Konsumsi teh daun alfalfa sebaiknya tanpa tambahan gula. Namun bila
mengonsumsi dalam bentuk tidak masalah jika menggunakan gula. Karena,
“Klorofil bereaksi dengan gula, sedangkan protein ‘kan tidak bereaksi.
Tanpa gula pun tehnya sudah nikmat,” papar peneliti alfalfa sejak 2003
ini. Seperti menyeduh teh pada umumnya, “Sebaiknya jangan terlalu panas.
Cukup 70ºC saja, selama 5 menit. Itu klorofilnya akan tertarik keluar.
Diminum saat hangat lebih baik,” sarannya.
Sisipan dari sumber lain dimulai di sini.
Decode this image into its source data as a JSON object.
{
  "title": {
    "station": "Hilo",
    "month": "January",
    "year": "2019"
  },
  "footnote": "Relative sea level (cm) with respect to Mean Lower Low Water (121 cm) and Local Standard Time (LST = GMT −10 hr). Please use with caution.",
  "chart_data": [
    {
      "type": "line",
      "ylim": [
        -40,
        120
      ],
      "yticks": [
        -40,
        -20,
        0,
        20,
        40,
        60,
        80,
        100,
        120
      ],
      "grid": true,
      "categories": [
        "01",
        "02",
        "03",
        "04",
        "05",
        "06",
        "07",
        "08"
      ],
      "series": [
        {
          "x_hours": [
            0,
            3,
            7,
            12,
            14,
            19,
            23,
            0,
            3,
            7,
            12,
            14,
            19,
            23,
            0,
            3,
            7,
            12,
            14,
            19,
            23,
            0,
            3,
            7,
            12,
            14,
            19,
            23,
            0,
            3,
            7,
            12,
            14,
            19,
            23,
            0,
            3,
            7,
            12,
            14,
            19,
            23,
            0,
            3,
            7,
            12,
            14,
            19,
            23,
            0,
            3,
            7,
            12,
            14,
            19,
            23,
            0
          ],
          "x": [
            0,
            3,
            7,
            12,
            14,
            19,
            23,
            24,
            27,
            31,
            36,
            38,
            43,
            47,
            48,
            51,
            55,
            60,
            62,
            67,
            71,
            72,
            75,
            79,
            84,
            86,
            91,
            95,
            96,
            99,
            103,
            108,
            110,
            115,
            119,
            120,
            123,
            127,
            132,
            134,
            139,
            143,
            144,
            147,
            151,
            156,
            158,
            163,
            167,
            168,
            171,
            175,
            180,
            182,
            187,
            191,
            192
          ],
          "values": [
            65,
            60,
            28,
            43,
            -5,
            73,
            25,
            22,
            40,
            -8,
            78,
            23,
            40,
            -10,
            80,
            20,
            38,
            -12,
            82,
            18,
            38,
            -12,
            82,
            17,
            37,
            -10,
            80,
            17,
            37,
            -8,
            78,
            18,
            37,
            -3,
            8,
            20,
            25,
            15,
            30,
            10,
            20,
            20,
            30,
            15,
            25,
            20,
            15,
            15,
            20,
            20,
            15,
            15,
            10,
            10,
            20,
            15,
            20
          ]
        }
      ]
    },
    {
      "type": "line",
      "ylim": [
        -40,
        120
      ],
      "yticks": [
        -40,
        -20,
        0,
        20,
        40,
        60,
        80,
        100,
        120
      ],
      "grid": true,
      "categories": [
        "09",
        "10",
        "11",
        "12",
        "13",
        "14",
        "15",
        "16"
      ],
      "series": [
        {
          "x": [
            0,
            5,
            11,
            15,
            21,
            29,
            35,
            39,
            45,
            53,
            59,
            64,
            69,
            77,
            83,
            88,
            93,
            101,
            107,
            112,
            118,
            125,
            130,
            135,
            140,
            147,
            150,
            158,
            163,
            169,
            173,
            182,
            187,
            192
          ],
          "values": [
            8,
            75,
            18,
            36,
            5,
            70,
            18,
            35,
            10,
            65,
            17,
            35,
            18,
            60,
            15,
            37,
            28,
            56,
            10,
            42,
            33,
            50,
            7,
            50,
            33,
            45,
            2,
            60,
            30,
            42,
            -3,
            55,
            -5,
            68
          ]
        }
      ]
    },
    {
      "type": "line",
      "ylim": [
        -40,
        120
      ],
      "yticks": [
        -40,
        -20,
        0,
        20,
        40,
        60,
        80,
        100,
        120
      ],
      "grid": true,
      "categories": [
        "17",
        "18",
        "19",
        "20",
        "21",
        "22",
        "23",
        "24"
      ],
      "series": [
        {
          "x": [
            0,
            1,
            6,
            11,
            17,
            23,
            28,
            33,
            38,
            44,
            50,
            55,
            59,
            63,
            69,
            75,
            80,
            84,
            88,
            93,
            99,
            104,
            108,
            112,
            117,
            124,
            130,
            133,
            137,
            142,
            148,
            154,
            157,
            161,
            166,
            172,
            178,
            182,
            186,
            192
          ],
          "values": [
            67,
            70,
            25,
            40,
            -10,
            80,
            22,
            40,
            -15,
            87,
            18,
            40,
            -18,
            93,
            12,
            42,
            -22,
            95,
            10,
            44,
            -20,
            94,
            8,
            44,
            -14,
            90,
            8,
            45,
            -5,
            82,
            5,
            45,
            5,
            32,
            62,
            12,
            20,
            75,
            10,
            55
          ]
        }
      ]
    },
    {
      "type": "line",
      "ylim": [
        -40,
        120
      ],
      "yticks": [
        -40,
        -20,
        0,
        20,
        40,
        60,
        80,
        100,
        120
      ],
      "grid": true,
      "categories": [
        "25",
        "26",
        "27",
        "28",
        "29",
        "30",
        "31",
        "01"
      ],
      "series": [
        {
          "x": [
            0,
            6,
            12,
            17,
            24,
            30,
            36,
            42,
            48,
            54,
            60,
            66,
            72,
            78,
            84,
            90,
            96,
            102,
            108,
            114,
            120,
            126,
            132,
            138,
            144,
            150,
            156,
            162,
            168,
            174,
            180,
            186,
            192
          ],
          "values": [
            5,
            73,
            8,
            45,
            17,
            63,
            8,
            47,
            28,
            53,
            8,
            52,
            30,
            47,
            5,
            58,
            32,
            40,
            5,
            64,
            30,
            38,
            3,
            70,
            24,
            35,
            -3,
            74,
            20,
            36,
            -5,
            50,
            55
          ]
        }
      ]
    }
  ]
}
Teh ini dianjurkan dikonsumsi sebanyak dua cangkir per hari. Aroma
teh berwarna kehijauan ini memang masih sangat alami. Dengan rasa yang
sedikit sepat, teh ini menebar aroma daun yang segar, dan tidak pahit
seperti teh hijau pada umumnya. Bahkan, dalam bentuk kering saat teh
belum diseduh pun, aroma segar tersebut sudah tercium.
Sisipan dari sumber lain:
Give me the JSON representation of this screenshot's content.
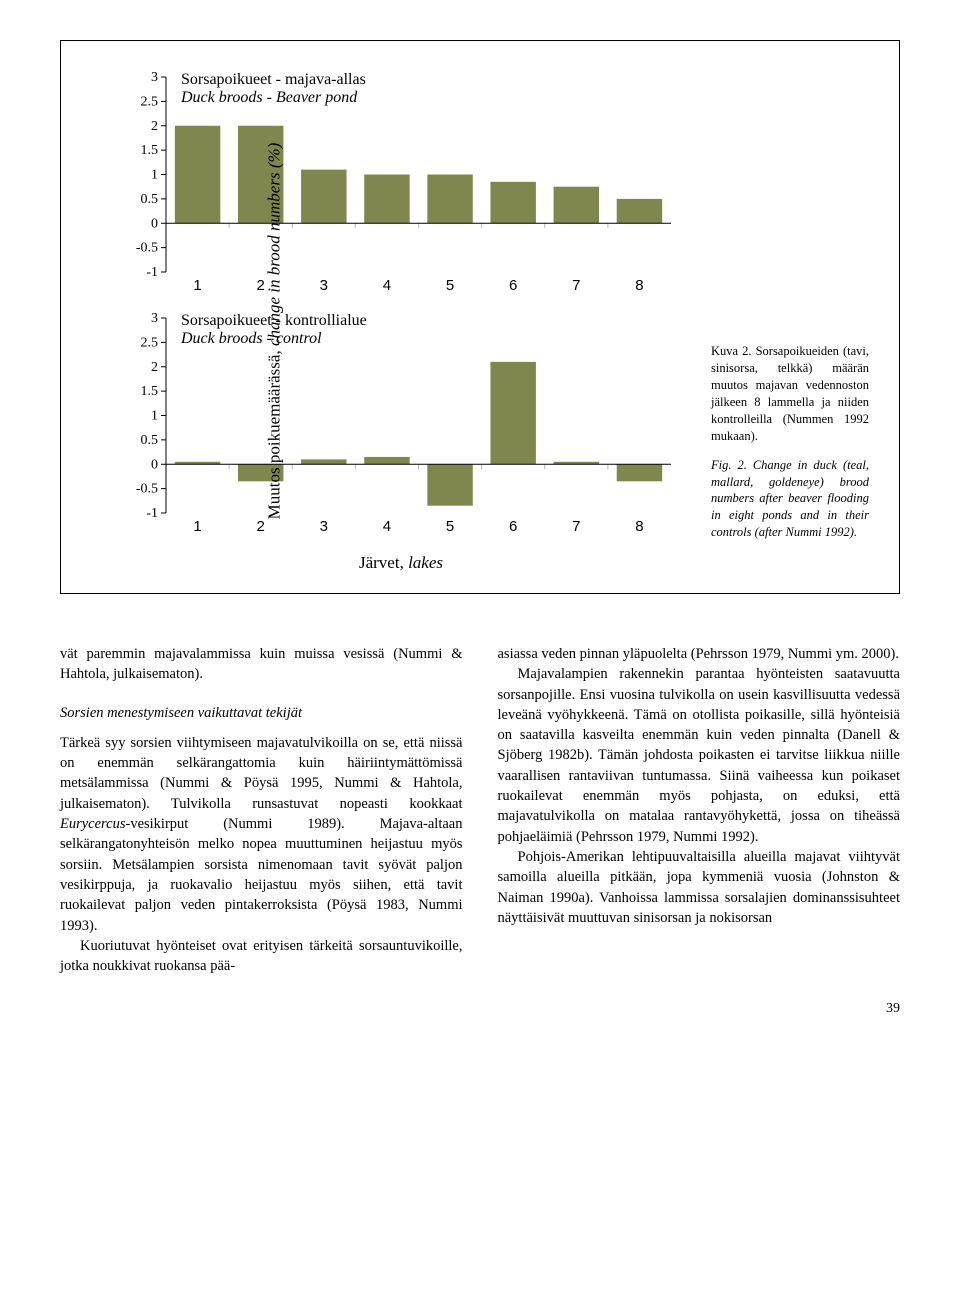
{
  "figure": {
    "ylabel_fi": "Muutos poikuemäärässä, ",
    "ylabel_en": "change in brood numbers (%)",
    "xlabel_fi": "Järvet, ",
    "xlabel_en": "lakes",
    "chart1": {
      "title_fi": "Sorsapoikueet - majava-allas",
      "title_en": "Duck broods - Beaver pond",
      "categories": [
        "1",
        "2",
        "3",
        "4",
        "5",
        "6",
        "7",
        "8"
      ],
      "values": [
        2.0,
        2.0,
        1.1,
        1.0,
        1.0,
        0.85,
        0.75,
        0.5
      ],
      "ylim": [
        -1,
        3
      ],
      "ytick_step": 0.5,
      "bar_color": "#7f874f",
      "axis_color": "#000000",
      "grid_color": "#b9b9b9",
      "background_color": "#ffffff"
    },
    "chart2": {
      "title_fi": "Sorsapoikueet - kontrollialue",
      "title_en": "Duck broods - control",
      "categories": [
        "1",
        "2",
        "3",
        "4",
        "5",
        "6",
        "7",
        "8"
      ],
      "values": [
        0.05,
        -0.35,
        0.1,
        0.15,
        -0.85,
        2.1,
        0.05,
        -0.35
      ],
      "ylim": [
        -1,
        3
      ],
      "ytick_step": 0.5,
      "bar_color": "#7f874f",
      "axis_color": "#000000",
      "grid_color": "#b9b9b9",
      "background_color": "#ffffff"
    },
    "caption_fi": "Kuva 2. Sorsapoikueiden (tavi, sinisorsa, telkkä) määrän muutos majavan vedennoston jälkeen 8 lammella ja niiden kontrolleilla (Nummen 1992 mukaan).",
    "caption_en": "Fig. 2. Change in duck (teal, mallard, goldeneye) brood numbers after beaver flooding in eight ponds and in their controls (after Nummi 1992)."
  },
  "text": {
    "col1": {
      "p1": "vät paremmin majavalammissa kuin muissa vesissä (Nummi & Hahtola, julkaisematon).",
      "subhead": "Sorsien menestymiseen vaikuttavat tekijät",
      "p2": "Tärkeä syy sorsien viihtymiseen majavatulvikoilla on se, että niissä on enemmän selkärangattomia kuin häiriintymättömissä metsälammissa (Nummi & Pöysä 1995, Nummi & Hahtola, julkaisematon). Tulvikolla runsastuvat nopeasti kookkaat Eurycercus-vesikirput (Nummi 1989). Majava-altaan selkärangatonyhteisön melko nopea muuttuminen heijastuu myös sorsiin. Metsälampien sorsista nimenomaan tavit syövät paljon vesikirppuja, ja ruokavalio heijastuu myös siihen, että tavit ruokailevat paljon veden pintakerroksista (Pöysä 1983, Nummi 1993).",
      "p3": "Kuoriutuvat hyönteiset ovat erityisen tärkeitä sorsauntuvikoille, jotka noukkivat ruokansa pää-"
    },
    "col2": {
      "p1": "asiassa veden pinnan yläpuolelta (Pehrsson 1979, Nummi ym. 2000).",
      "p2": "Majavalampien rakennekin parantaa hyönteisten saatavuutta sorsanpojille. Ensi vuosina tulvikolla on usein kasvillisuutta vedessä leveänä vyöhykkeenä. Tämä on otollista poikasille, sillä hyönteisiä on saatavilla kasveilta enemmän kuin veden pinnalta (Danell & Sjöberg 1982b). Tämän johdosta poikasten ei tarvitse liikkua niille vaarallisen rantaviivan tuntumassa. Siinä vaiheessa kun poikaset ruokailevat enemmän myös pohjasta, on eduksi, että majavatulvikolla on matalaa rantavyöhykettä, jossa on tiheässä pohjaeläimiä (Pehrsson 1979, Nummi 1992).",
      "p3": "Pohjois-Amerikan lehtipuuvaltaisilla alueilla majavat viihtyvät samoilla alueilla pitkään, jopa kymmeniä vuosia (Johnston & Naiman 1990a). Vanhoissa lammissa sorsalajien dominanssisuhteet näyttäisivät muuttuvan sinisorsan ja nokisorsan"
    }
  },
  "pagenum": "39"
}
“Alfalfa ini perlu lebih diperkenalkan lagi ke masyarakat. Baik untuk
pangan, obat-obatan, bahkan untuk pakan. Ini (tanaman yang) bermutu
sekali,” tandas Nugroho. Ia menambahkan, alfalfa akan dikembangkan
menjadi berbagai produk kecantikan seperti lulur, dan pemanfaatan
kecambahnya sebagai sayuran segar.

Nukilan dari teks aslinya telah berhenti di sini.